The United Nations Food and Agriculture Organisation (FAO) in its recent report said one-third of the food produced in the world for human consumption is thrown away or lost, as well as the natural resources used for its production.
Food losses and waste amount to roughly USD 680 billion in industrialised countries and USD 310 billion in developing countries.
Save Food - a global initiative on food losses and waste reduction - aims to check the estimated 1.3 billion tonnes of food lost or wasted every year, with annual losses valued at nearly USD 1 trillion. The campaign currently has over 50 partners.
In developing countries, food losses hit small farmers the hardest, FAO stated.
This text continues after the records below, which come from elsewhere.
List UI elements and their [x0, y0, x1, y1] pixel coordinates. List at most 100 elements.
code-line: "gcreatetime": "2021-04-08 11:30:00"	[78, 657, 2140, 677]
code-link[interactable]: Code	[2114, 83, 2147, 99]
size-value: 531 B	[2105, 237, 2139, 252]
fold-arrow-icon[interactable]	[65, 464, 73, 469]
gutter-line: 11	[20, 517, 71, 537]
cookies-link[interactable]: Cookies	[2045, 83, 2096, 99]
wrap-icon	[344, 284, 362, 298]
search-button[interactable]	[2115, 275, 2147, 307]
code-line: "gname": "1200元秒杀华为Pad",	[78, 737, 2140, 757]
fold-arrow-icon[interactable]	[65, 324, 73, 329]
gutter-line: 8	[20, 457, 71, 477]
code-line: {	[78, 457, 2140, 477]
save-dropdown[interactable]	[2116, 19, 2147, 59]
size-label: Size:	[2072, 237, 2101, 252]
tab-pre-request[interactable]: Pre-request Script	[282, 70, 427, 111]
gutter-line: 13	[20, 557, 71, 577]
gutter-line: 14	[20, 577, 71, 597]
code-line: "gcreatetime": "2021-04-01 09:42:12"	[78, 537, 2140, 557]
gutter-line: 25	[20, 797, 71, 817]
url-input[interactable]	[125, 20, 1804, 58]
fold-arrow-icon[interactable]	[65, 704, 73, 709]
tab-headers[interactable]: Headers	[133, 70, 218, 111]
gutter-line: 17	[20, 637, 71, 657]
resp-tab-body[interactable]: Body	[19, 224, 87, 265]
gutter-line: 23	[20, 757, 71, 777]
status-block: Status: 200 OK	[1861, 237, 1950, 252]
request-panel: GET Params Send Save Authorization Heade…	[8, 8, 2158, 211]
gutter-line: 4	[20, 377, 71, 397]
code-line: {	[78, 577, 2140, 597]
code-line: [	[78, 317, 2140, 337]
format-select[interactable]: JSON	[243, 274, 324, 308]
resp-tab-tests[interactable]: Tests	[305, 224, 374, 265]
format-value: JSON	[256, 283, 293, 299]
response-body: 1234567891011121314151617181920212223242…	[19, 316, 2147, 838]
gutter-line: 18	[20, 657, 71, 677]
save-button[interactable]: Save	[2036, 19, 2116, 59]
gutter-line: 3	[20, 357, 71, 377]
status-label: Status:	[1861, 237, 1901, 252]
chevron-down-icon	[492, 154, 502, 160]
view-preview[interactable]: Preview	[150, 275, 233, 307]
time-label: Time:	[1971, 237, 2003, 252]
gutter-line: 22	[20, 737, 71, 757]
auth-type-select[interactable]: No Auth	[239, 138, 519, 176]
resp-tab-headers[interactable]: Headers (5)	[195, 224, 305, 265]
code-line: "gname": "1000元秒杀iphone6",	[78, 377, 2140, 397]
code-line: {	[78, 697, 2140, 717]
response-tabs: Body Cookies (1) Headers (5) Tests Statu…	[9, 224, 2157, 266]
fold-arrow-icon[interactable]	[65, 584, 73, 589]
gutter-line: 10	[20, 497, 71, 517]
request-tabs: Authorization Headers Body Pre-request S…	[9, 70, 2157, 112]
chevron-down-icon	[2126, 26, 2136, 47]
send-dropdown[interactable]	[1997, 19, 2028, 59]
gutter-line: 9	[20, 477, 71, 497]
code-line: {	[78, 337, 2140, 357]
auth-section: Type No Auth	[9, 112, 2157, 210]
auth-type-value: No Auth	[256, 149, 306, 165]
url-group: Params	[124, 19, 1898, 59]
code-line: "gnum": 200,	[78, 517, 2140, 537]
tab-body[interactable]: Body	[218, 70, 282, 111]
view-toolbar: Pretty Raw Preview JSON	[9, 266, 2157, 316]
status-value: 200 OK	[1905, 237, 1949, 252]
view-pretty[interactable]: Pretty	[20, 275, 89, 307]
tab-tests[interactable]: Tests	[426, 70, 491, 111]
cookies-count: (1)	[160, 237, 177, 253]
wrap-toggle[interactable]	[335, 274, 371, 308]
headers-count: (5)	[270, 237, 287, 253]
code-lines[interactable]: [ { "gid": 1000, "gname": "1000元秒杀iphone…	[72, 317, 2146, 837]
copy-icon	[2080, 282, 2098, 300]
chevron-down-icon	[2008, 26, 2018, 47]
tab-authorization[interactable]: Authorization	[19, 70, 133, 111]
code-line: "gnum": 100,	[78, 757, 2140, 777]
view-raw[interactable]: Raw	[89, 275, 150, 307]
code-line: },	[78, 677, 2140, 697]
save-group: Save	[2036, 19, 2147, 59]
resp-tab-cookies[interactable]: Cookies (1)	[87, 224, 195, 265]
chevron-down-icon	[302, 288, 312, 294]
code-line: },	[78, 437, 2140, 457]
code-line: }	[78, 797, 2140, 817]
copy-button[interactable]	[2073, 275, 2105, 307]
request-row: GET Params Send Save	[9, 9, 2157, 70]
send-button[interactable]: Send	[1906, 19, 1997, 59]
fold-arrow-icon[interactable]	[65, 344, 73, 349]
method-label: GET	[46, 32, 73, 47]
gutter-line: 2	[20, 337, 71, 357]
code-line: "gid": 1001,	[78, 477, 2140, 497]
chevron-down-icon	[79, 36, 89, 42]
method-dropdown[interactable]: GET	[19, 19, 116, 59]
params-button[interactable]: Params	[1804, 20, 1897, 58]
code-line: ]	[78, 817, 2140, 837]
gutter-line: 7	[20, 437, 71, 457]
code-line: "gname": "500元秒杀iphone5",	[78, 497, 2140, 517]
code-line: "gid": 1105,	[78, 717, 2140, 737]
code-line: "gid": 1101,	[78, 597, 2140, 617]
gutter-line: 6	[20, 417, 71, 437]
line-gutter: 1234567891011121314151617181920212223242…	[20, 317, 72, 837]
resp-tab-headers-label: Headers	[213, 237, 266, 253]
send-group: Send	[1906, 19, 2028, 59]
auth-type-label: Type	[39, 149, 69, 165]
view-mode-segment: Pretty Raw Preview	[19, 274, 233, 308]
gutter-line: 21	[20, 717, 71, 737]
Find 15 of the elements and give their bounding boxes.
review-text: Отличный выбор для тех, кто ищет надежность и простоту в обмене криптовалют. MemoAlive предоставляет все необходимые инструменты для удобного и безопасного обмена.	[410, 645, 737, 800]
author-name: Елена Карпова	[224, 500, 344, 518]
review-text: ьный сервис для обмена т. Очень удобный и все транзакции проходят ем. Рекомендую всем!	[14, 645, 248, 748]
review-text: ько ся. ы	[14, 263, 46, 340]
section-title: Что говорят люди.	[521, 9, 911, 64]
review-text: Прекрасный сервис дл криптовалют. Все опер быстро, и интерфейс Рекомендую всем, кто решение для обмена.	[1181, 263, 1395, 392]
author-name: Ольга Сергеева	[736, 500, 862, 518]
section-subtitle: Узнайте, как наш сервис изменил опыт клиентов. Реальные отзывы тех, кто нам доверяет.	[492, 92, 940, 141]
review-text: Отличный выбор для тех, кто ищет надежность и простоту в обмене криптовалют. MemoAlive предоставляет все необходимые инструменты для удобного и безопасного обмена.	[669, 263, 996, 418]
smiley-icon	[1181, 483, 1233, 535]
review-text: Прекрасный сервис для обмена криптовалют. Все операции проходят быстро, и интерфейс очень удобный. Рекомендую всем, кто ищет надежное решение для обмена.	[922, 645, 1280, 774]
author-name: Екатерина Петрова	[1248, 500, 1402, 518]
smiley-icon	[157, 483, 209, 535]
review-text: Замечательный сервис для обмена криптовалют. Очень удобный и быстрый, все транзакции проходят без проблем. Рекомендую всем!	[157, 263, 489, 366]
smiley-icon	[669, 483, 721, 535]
Almost 65 per cent of the losses happen at the production, post-harvest and processing stages.
However, in industrialised countries, food waste often occurs at the retail and consumer levels due to a "throw-away" mindset.
Per capita waste by consumers is between 95-115 kilograms a year in Europe and North America, while consumers in sub-Saharan Africa and South-Southeast Asia throw away 6-11 kgs a year, the report said.
The UN official added, "the issue of adding value to food items is also important."
Replying to a query, Mohamed said UNEP is also focusing on reducing `dead zones` on ocean surface as a result of excessive fishing and climate change.
Dead zones on ocean surface are areas where fishery resources have depleted or died and, in some areas, even oxygen levels have nearly bottomed out.